If you haven’t heard about COVID-19 (or the Coronavirus as it’s more widely known) by now, you must be living under a rather large rock. It’s taken the world by storm, with 24/7 media coverage and Governments banning people from stepping outside their homes, unless absolutely necessary.
After such a tiring 2019, we were hoping for a resurgence of the Roaring 20’s, at least the good parts like the fashion and the dancing. Instead, what we got was a 21st Century Global Epidemic, resulting in thousands of deaths.
Records of Global Virus Epidemics date back to the 15th Century, at least from my source of Wikipedia. I know, such a credible source. Through each of the 20’s, the world has seen around 19 different Epidemics.
Whilst the numbers sound scary and the world is going through an incredibly difficult time, one thing to take note of is that none of those lasted forever. They all went away, people lived through them. If they didn’t, we wouldn’t be here would we?
We also live in a world of advanced technology and medicine, with the top brains all banding together to find a possible solution to this new problem.
Of course we’re all worried about the world around us. We’re stressed because our routines changed. We all dearly miss our loved ones who are also in isolation or have passed on. The reality is though, these feelings are sort of a good thing.
In our world, we all take things for granted. Sometimes small, sometimes large, there’s always something that goes unappreciated. Here’s some examples of things I’ve seen people wishing they respected more;
- Emergency Services
- Healthcare professionals
- Retail workers
- Food workers
- Airport staff
- Mental Health
- Mental Health Workers
- Social Workers
There are so many more examples, but you get the idea. The key thing we miss, more than anything, is human connection.

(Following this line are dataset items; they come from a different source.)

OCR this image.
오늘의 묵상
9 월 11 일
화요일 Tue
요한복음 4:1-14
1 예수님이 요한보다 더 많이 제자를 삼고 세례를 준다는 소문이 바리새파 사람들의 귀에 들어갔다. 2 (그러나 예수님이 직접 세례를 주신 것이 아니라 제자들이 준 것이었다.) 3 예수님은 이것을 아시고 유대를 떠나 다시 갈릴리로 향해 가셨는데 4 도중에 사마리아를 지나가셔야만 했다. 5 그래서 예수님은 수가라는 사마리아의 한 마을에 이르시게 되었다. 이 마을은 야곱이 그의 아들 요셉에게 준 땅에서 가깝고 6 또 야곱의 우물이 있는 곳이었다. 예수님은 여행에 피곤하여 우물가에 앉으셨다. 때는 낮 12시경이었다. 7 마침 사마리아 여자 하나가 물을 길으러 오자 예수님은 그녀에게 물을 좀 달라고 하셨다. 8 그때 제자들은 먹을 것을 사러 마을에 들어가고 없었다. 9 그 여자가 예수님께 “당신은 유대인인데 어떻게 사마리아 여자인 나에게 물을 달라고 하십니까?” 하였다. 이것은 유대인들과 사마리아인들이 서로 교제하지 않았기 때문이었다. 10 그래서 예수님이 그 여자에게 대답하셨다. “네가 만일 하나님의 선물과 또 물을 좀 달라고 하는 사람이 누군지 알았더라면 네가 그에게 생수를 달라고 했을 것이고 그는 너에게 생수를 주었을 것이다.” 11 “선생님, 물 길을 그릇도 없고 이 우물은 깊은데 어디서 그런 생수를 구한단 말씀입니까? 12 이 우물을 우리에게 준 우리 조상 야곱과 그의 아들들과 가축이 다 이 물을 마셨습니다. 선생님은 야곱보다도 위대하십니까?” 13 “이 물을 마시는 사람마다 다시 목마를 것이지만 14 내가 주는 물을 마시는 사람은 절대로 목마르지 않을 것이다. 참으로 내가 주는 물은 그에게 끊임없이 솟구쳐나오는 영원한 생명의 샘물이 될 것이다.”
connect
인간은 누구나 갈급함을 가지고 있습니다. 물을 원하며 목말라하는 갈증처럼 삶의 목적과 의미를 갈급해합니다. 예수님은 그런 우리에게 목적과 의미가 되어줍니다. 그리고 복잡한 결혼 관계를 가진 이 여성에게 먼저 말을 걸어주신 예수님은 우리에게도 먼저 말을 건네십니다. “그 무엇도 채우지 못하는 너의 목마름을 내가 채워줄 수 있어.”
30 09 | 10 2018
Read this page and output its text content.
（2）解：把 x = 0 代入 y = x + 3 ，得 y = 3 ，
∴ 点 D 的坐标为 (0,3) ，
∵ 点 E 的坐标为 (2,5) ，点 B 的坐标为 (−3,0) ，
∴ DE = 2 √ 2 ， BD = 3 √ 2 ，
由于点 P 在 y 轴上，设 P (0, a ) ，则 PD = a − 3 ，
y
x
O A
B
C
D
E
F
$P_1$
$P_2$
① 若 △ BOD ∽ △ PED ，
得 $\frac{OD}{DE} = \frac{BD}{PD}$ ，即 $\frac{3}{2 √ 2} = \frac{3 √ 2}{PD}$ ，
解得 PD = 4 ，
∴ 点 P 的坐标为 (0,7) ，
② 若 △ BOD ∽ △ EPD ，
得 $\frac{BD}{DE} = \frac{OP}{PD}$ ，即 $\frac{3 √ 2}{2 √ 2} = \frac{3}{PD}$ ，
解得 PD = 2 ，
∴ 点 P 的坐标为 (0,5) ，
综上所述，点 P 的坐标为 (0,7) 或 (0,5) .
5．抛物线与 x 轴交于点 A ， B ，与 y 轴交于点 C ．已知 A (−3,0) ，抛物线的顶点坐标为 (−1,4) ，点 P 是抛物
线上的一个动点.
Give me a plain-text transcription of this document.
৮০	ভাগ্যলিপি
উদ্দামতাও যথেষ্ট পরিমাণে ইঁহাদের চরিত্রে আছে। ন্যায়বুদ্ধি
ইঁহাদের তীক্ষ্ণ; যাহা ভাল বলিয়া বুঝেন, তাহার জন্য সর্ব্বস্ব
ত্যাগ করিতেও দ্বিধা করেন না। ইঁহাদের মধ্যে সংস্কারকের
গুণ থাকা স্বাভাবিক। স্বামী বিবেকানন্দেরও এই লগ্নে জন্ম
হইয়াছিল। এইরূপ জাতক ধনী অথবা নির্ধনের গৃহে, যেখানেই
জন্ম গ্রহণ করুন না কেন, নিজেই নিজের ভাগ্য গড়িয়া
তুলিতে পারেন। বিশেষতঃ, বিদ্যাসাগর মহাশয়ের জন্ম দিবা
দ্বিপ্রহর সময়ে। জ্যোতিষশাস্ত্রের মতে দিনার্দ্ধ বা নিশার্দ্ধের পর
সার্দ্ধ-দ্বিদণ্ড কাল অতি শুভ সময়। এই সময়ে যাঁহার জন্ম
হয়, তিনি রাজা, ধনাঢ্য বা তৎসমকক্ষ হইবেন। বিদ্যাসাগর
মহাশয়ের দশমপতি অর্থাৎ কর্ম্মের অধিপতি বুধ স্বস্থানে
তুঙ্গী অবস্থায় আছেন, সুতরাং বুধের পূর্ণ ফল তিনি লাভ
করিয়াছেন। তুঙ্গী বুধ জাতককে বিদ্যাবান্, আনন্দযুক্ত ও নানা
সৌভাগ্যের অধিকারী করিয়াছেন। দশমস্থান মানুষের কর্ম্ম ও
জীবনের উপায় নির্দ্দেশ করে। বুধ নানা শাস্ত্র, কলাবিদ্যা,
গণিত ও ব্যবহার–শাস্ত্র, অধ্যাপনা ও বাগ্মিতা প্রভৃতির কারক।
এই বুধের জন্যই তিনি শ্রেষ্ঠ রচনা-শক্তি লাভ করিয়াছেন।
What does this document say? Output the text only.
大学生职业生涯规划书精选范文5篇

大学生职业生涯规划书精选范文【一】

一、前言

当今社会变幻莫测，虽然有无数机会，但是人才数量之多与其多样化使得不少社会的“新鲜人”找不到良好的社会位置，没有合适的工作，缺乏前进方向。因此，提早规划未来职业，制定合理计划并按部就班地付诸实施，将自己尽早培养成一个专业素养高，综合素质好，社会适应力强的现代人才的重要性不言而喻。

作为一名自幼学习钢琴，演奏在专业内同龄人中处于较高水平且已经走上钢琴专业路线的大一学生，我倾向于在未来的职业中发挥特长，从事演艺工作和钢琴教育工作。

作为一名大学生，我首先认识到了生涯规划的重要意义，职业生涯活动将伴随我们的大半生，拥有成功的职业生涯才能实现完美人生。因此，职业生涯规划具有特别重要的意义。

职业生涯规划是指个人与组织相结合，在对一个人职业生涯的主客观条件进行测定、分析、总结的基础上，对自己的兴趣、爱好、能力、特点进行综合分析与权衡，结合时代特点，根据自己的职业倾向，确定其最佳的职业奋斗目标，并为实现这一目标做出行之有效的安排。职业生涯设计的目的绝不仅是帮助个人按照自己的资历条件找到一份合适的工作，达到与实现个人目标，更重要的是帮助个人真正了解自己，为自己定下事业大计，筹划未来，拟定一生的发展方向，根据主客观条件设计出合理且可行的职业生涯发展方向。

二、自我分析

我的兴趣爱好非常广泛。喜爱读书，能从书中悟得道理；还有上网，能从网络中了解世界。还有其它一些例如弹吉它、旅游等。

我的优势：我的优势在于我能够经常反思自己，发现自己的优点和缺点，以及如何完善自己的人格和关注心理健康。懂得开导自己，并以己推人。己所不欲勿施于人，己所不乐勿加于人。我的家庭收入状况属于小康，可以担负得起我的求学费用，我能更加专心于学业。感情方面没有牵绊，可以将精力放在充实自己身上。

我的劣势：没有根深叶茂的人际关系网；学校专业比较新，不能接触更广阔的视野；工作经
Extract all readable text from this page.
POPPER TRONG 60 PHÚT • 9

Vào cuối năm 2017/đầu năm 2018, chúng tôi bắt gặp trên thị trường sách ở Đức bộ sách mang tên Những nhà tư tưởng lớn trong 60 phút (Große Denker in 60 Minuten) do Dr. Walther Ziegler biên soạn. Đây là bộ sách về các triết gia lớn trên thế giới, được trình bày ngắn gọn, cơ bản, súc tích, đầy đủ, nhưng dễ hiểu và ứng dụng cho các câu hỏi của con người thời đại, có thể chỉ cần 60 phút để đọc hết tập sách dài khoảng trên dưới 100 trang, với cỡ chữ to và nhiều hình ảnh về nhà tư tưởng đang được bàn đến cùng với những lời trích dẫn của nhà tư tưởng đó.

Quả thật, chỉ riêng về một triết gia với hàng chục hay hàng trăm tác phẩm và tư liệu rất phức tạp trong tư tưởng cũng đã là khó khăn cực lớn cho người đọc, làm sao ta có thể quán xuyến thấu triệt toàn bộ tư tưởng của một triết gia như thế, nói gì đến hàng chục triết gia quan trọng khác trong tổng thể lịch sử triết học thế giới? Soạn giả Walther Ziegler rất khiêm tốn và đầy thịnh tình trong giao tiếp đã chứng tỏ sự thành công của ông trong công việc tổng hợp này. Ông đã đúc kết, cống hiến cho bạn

The ability to look at somebody’s face, their eyes, their hair, all in person and not just on a screen. Hearing people’s voices and laughter with your own ears rather over the phone. The sound of nature, the feeling of sunlight on your skin.
After this we’ll all come out humbled and rightfully so. We’ve been given a gift, of life and freedom. We don’t know why we’re here, we don’t know what we’re meant to do, but we can’t just waste what we’ve been given.
So when all this is over, let’s all talk more, hug more, kiss more. See friends and family when you can, always show respect to those providing you a service, never waste a moment of your life.
Sure we’re still in depressing times and it’s okay to be sad about it. You’re allowed to cry and so what if you eat rubbish and don’t shower. That’s all okay, but don’t let it be all you feel.
Not to undermine the situation of course, it should be taken very, very seriously, however we can still be careful without having to worry. We can still look at the positives instead of waiting for the world to end.
Better days are coming, we should be excited. We get to live life the way we want to, free from this disaster with a whole new perspective.
Hope is a strong emotion, it can keep you together in even the darkest of times. At times it may feel like all hope is lost, but it’s not, it always finds a way. You may not see it now, but things always work out one way or another.
I urge you all to please, stay safe, wash your hands, stay inside and of course, remain hopeful. Show love and support to others where you can and encourage them to remain hopeful too. We will get through this, I promise.